Grilled pear, caramelized onions and cabrales salad

Tamara Murphy’s restaurant in downtown Seattle, Brasa, gives a lot of space to cabrales cheese, particularly on their bar menu. At Brasa, cabrales is often paired with grapes, and this is perfectly sensible. The pungency of the cheese and the mild flavor and light sweetness of the fruit complement each other. I spotted some nice Bosc pears tonight and noticed a fair deal on cabrales cheese, so I chose to grill some pears and caramelize some onions, and serve these atop some red lettuce dressed with my signature yuzu dressing. A few toasted pine nuts scattered about add a bit of aromatic complexity.

Pear cabrales salad with caramelized onions and pine nuts

Potatoes au gratin with chives

I remembered I had a remaining stash of chives from a baked potato dinner a few days ago. I spotted some inexpensive Washington-grown Yukon Gold potatoes and decided I needed to give my mandoline a workout, so I made this gratin. I used half cream, half milk, a bit of salt, and a hint of garlic.

Potato gratin with chives


Pizza with arugula, chanterelles and oyster mushrooms

October 21, 2005, 12:21 AM

Whatever is affecting my sleeping pattern and energy level bit me hard last night. Fortunately I had a light workload, so I decided to do some cleaning at home, which I’ve neglected a lot since I moved to my current apartment, so there’s always something out of order.

I’m in a bit of a comfort food mode recently, but tonight I balanced my need for something comforting (lentil vegetable soup with some tarragon) with something a little more drama. The mushroom season is in full swing, so I got a few chanterelles again, and some oyster mushrooms, which I briefly sweated with a hint of thyme and a dash of salt in olive oil. I didn’t feel like making any sort of sauce or pesto, so I just rubbed garlic and olive oil on my pizza dough, added a bit of mozzarella and parmesan, and baked the pie with the mushrooms. Upon finishing, I sprinkled some arugula on top.

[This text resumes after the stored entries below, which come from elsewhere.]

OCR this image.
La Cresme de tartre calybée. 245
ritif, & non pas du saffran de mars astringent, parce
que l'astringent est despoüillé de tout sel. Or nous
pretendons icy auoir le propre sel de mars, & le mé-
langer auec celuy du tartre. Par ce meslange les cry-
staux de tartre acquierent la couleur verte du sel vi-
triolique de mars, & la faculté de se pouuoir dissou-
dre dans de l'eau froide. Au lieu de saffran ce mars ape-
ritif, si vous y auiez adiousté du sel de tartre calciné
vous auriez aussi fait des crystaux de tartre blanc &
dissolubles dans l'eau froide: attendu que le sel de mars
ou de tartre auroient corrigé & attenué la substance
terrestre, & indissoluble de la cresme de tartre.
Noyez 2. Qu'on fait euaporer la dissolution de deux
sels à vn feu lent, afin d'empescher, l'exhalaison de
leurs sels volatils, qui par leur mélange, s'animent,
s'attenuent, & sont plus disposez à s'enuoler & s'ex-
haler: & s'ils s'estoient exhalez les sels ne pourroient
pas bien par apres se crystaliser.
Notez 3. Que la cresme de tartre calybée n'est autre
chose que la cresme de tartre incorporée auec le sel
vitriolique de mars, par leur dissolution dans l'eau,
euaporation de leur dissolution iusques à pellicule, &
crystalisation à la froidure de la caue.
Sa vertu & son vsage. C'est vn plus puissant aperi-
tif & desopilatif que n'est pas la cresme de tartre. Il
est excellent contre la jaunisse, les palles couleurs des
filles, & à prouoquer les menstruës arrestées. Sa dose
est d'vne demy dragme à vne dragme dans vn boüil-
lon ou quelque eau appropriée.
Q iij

Pizza with mushrooms and arugula


A little fever... feverish?

October 19, 2005, 11:18 PM

I have been a bit under the weather for a few days, and my energy level has been all over the place, but mostly low, punctuated by occasional nervous tension or something like giddiness. My body gave me hints of battle with some minor cold… occasional sneezing, a moderate fever, occasional chills.

I don’t really get to stop working, but I’ve just been moving really sluggishly since Saturday. I got things shipped, took care of a number of incoming orders from wholesale customers, worked to prepare for a new shipment from Hong Kong, and so on, but I’ve just felt a kind of weariness that’s been hard to beat.

Even dinner has suffered. I’ve been keeping it brain-dead… I had a bagel for dinner yesterday, and I’m completely unable to remember what I ate on Monday.

Tonight I got home a bit late and kicked off a couple of baked potatoes. I tried to do a bit more, so I blanched some broccoli, but I was attempting a bernaise-style sauce and fought with it all the way. I nearly tamed it, but I cheated by adding some milk and mustard, since it didn’t want to emulsify with just the egg yolks. It resembled bearnaise only because of the presence of tarragon and egg yolks. The flavor and texture worked, but it wasn’t quite bernaise.